In adult rodent brain slices and cultured neurons, we found that >75% of both excitatory and inhibitory presynaptic terminals contain the machinery for protein synthesis: rRNA, ribosomes, and polyadenylated [poly (A)+] mRNA. Using mature mouse forebrain synaptosomes that are enriched for vGLUT1+ presynaptic terminals, we identified ~450 transcripts that were enriched (relative to the generic synaptosome transcriptome). These included many mRNAs that code for proteins that regulate neurotransmitter release. Both light microscopy (confocal and super-resolution) and electron microscopy revealed that in the absence of overt stimulation, there was a notably high level of ongoing protein synthesis in both pre- and postsynaptic compartments. After just 5 min of metabolic labeling, ~40% of both excitatory and inhibitory presynaptic terminals and ~60% of dendritic spines exhibited active translation. Three different forms of synaptic plasticity resulted in distinct patterns of protein synthesis stimulation in dendritic spines and in excitatory and inhibitory presynaptic axon terminals.


In this study, we investigated the localization and stimulation of protein synthesis in mature synapses. We unambiguously identified protein synthesis machinery and mRNA translation in individual synaptic compartments. Both excitatory and inhibitory presynaptic boutons (as well as postsynaptic spines) carry out protein synthesis regularly, in the absence of any exogenous stimulation. Synthesis within these three compartments is differentially recruited to modify local proteomes during synaptic plasticity. Local protein synthesis adds spatial and temporal precision for proteome remodeling that can be exploited to rapidly modify synapses in specific subcellular compartments.

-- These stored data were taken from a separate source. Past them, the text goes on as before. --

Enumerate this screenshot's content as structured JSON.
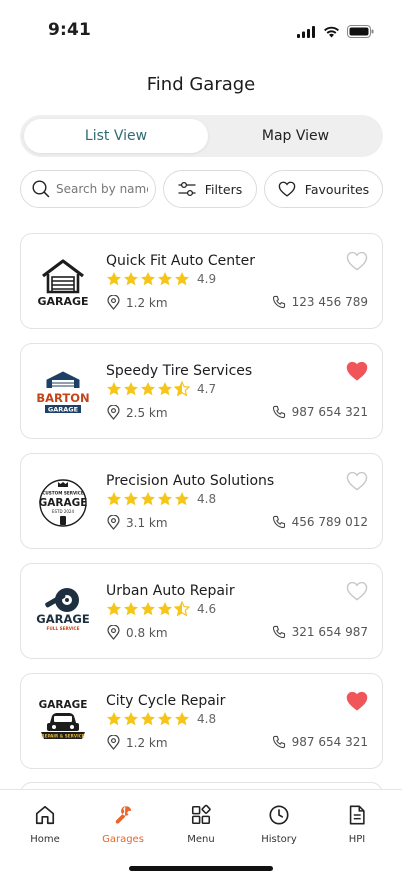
{
  "status": {
    "time": "9:41"
  },
  "header": {
    "title": "Find Garage"
  },
  "view_toggle": {
    "list_label": "List View",
    "map_label": "Map View",
    "selected": "List View"
  },
  "search": {
    "placeholder": "Search by name..."
  },
  "filters": {
    "filters_label": "Filters",
    "favourites_label": "Favourites"
  },
  "colors": {
    "accent": "#e8662b",
    "active_tab_text": "#2f6b73",
    "star": "#f5c518",
    "favourite": "#f0555a"
  },
  "garages": [
    {
      "name": "Quick Fit Auto Center",
      "rating": "4.9",
      "stars": 5,
      "distance": "1.2 km",
      "phone": "123 456 789",
      "favourite": false,
      "logo": "garage-house-logo"
    },
    {
      "name": "Speedy Tire Services",
      "rating": "4.7",
      "stars": 4.5,
      "distance": "2.5 km",
      "phone": "987 654 321",
      "favourite": true,
      "logo": "barton-garage-logo"
    },
    {
      "name": "Precision Auto Solutions",
      "rating": "4.8",
      "stars": 5,
      "distance": "3.1 km",
      "phone": "456 789 012",
      "favourite": false,
      "logo": "custom-service-garage-logo"
    },
    {
      "name": "Urban Auto Repair",
      "rating": "4.6",
      "stars": 4.5,
      "distance": "0.8 km",
      "phone": "321 654 987",
      "favourite": false,
      "logo": "tire-wrench-garage-logo"
    },
    {
      "name": "City Cycle Repair",
      "rating": "4.8",
      "stars": 5,
      "distance": "1.2 km",
      "phone": "987 654 321",
      "favourite": true,
      "logo": "car-repair-service-logo"
    }
  ],
  "logo_text": {
    "garage": "GARAGE",
    "barton": "BARTON",
    "custom_service": "CUSTOM SERVICE",
    "est": "ESTD 2024",
    "full_service": "FULL SERVICE",
    "repair_service": "REPAIR & SERVICE"
  },
  "tab_bar": {
    "items": [
      {
        "label": "Home",
        "icon": "home-icon"
      },
      {
        "label": "Garages",
        "icon": "wrench-icon",
        "active": true
      },
      {
        "label": "Menu",
        "icon": "menu-grid-icon"
      },
      {
        "label": "History",
        "icon": "clock-icon"
      },
      {
        "label": "HPI",
        "icon": "document-icon"
      }
    ]
  }
}
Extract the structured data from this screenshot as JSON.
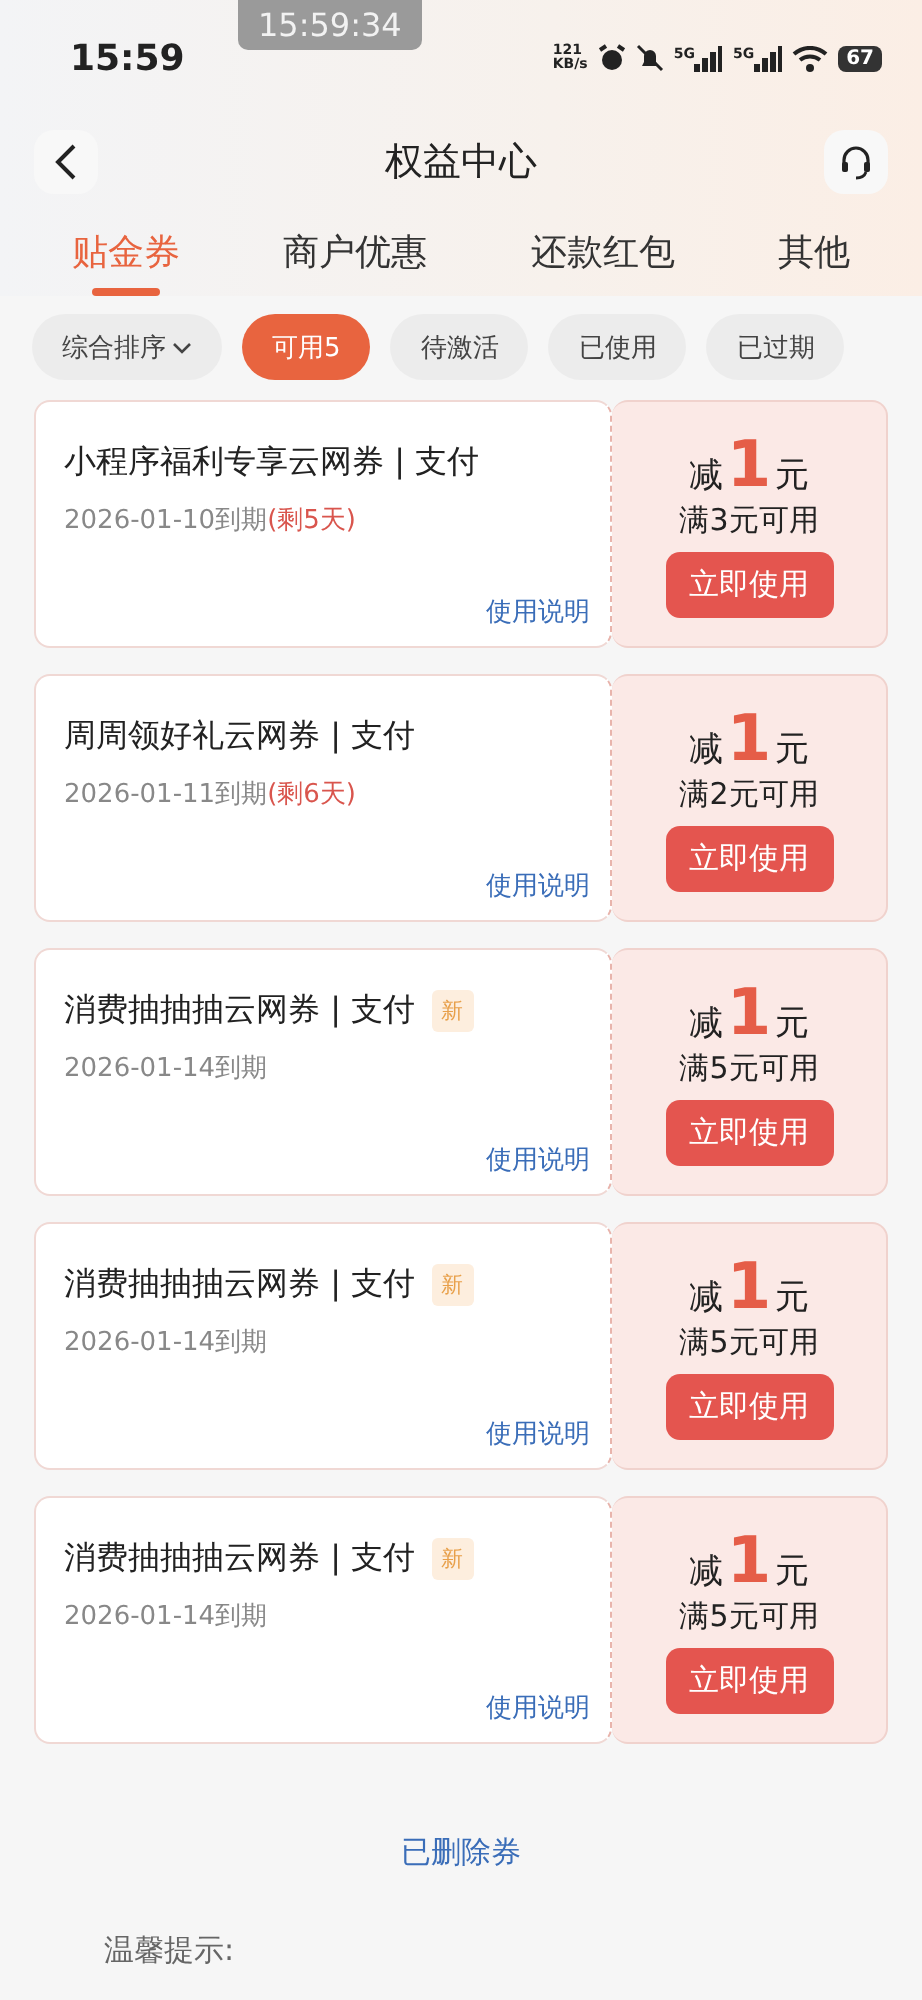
{
  "status_bar": {
    "time": "15:59",
    "recording_time": "15:59:34",
    "net_speed": "121",
    "net_unit": "KB/s",
    "sim1": "5G",
    "sim2": "5G",
    "battery": "67"
  },
  "header": {
    "title": "权益中心"
  },
  "tabs": [
    {
      "label": "贴金券",
      "selected": true
    },
    {
      "label": "商户优惠",
      "selected": false
    },
    {
      "label": "还款红包",
      "selected": false
    },
    {
      "label": "其他",
      "selected": false
    }
  ],
  "sort": {
    "label": "综合排序"
  },
  "filters": [
    {
      "label": "可用5",
      "selected": true
    },
    {
      "label": "待激活",
      "selected": false
    },
    {
      "label": "已使用",
      "selected": false
    },
    {
      "label": "已过期",
      "selected": false
    }
  ],
  "coupons": [
    {
      "title": "小程序福利专享云网券 | 支付",
      "is_new": false,
      "expiry": "2026-01-10到期",
      "remaining": "(剩5天)",
      "prefix": "减",
      "amount": "1",
      "unit": "元",
      "condition": "满3元可用",
      "button": "立即使用",
      "help": "使用说明"
    },
    {
      "title": "周周领好礼云网券 | 支付",
      "is_new": false,
      "expiry": "2026-01-11到期",
      "remaining": "(剩6天)",
      "prefix": "减",
      "amount": "1",
      "unit": "元",
      "condition": "满2元可用",
      "button": "立即使用",
      "help": "使用说明"
    },
    {
      "title": "消费抽抽抽云网券 | 支付",
      "is_new": true,
      "new_label": "新",
      "expiry": "2026-01-14到期",
      "prefix": "减",
      "amount": "1",
      "unit": "元",
      "condition": "满5元可用",
      "button": "立即使用",
      "help": "使用说明"
    },
    {
      "title": "消费抽抽抽云网券 | 支付",
      "is_new": true,
      "new_label": "新",
      "expiry": "2026-01-14到期",
      "prefix": "减",
      "amount": "1",
      "unit": "元",
      "condition": "满5元可用",
      "button": "立即使用",
      "help": "使用说明"
    },
    {
      "title": "消费抽抽抽云网券 | 支付",
      "is_new": true,
      "new_label": "新",
      "expiry": "2026-01-14到期",
      "prefix": "减",
      "amount": "1",
      "unit": "元",
      "condition": "满5元可用",
      "button": "立即使用",
      "help": "使用说明"
    }
  ],
  "deleted_link": "已删除券",
  "tips_title": "温馨提示:"
}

Plasticity differentially recruits local protein synthesis.

Summary scheme indicating how protein synthesis occurs in both post- and presynaptic compartments and how each different form of plasticity examined has a specific translational signature. The three compartments represented, excitatory and inhibitory presynaptic boutons and postsynaptic spines, exhibit different patterns of enhanced protein synthesis (arrows) after the treatments with (S)-3,5-dihydroxyphenylglycine hydrate [metabotropic glutamate receptor long-term depression (mGluR LTD)], brain-derived neurotrophic factor (BDNF) (BDNF potentiation), or arachidonyl-2-chloroethylamide (endocannabinoid receptor activation).

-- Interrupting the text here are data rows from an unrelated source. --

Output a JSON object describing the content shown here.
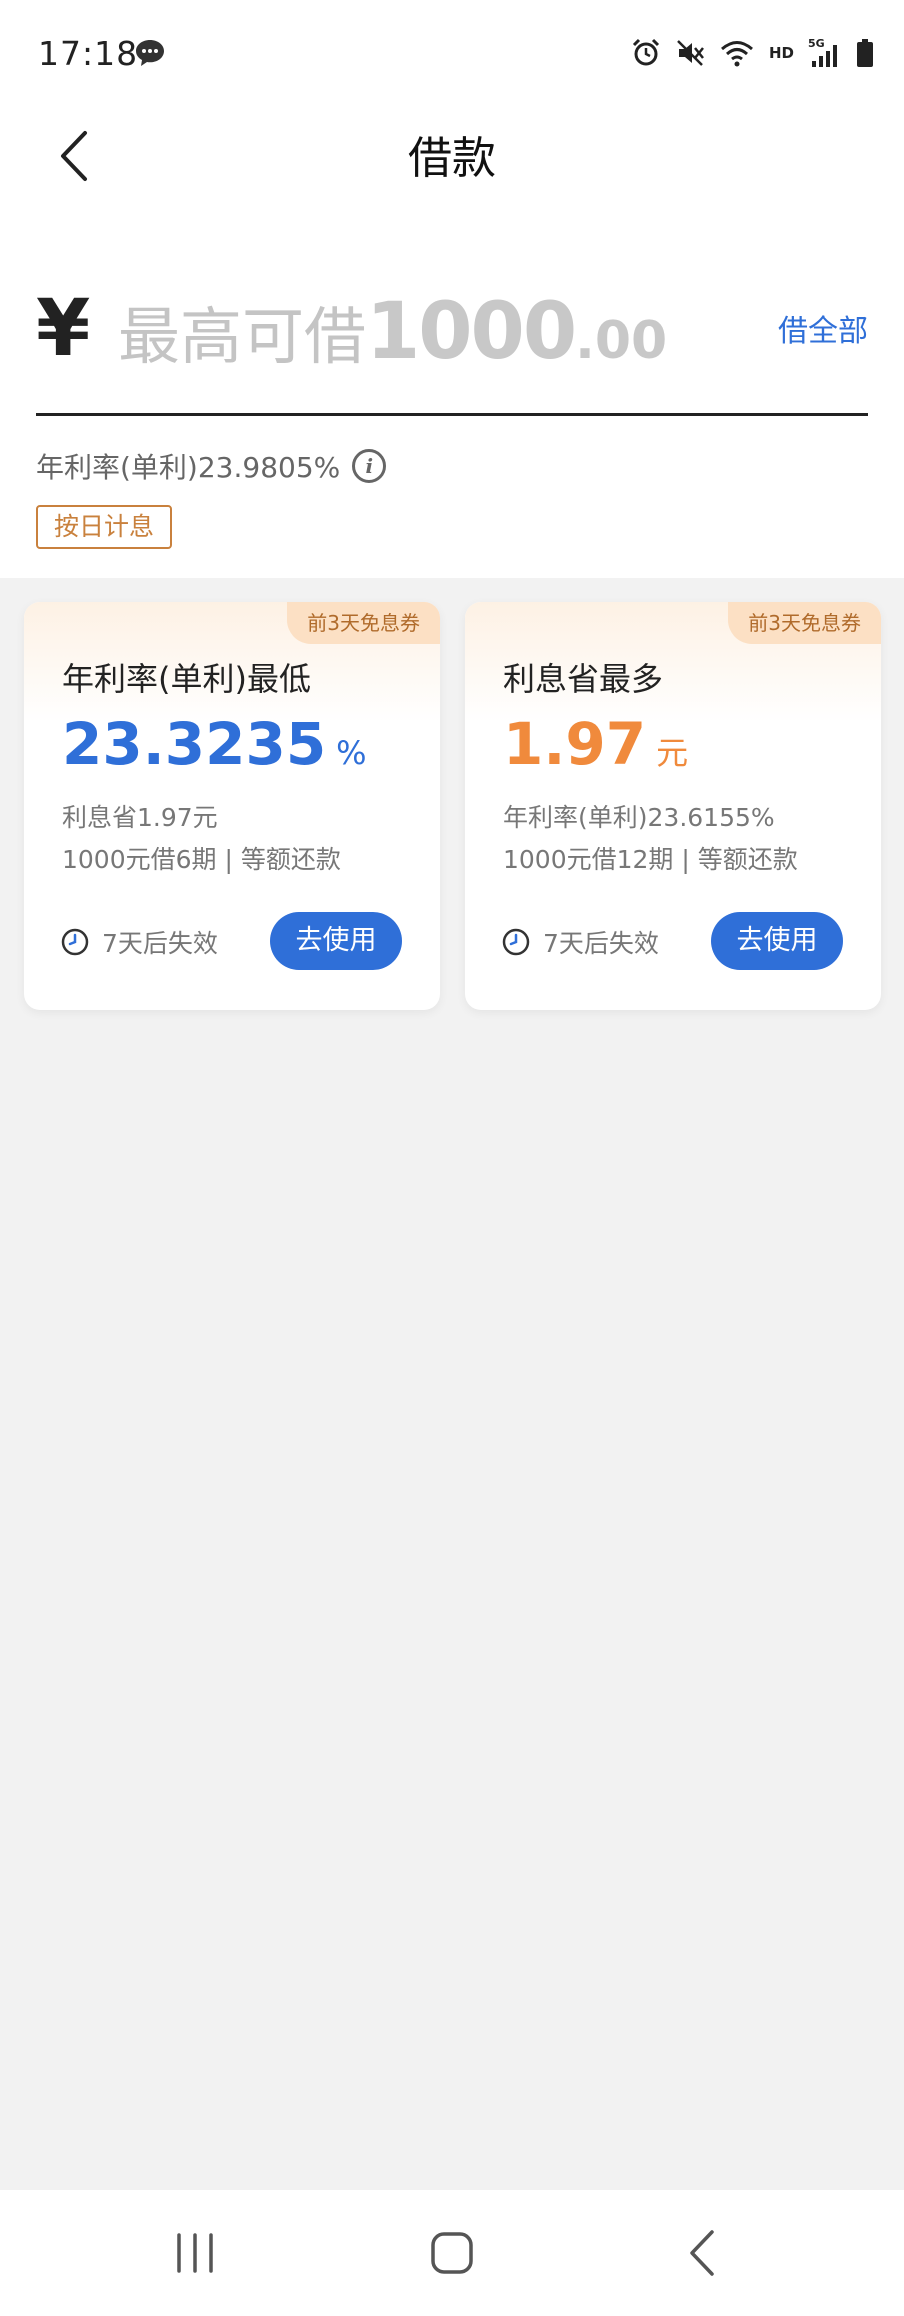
{
  "status_bar": {
    "time": "17:18",
    "network_label": "HD",
    "signal_label": "5G"
  },
  "nav": {
    "title": "借款"
  },
  "amount": {
    "currency_symbol": "¥",
    "placeholder_text": "最高可借",
    "placeholder_amount": "1000",
    "placeholder_decimal": ".00",
    "borrow_all_label": "借全部",
    "rate_text": "年利率(单利)23.9805%",
    "tag_label": "按日计息"
  },
  "cards": [
    {
      "badge": "前3天免息券",
      "title": "年利率(单利)最低",
      "main_value": "23.3235",
      "main_unit": "%",
      "line1": "利息省1.97元",
      "line2": "1000元借6期 | 等额还款",
      "expire": "7天后失效",
      "button": "去使用"
    },
    {
      "badge": "前3天免息券",
      "title": "利息省最多",
      "main_value": "1.97",
      "main_unit": "元",
      "line1": "年利率(单利)23.6155%",
      "line2": "1000元借12期 | 等额还款",
      "expire": "7天后失效",
      "button": "去使用"
    }
  ],
  "colors": {
    "accent_blue": "#2f6fd8",
    "accent_orange": "#f08a3c",
    "tag_orange": "#c9813d"
  }
}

There is ample evidence for localization of messenger RNAs (mRNAs) and protein synthesis in neuronal dendrites; however, demonstrations of these processes in presynaptic terminals are limited. We used expansion microscopy to resolve pre- and postsynaptic compartments in rodent neurons. Most presynaptic terminals in the hippocampus and forebrain contained mRNA and ribosomes. We sorted fluorescently labeled mouse brain synaptosomes and then sequenced hundreds of mRNA species present within excitatory boutons. After brief metabolic labeling, >30% of all presynaptic terminals exhibited a signal, providing evidence for ongoing protein synthesis. We tested different classic plasticity paradigms and observed distinct patterns of rapid pre- and/or postsynaptic translation. Thus, presynaptic terminals are translationally competent, and local protein synthesis is differentially recruited to drive compartment-specific phenotypes that underlie different forms of plasticity.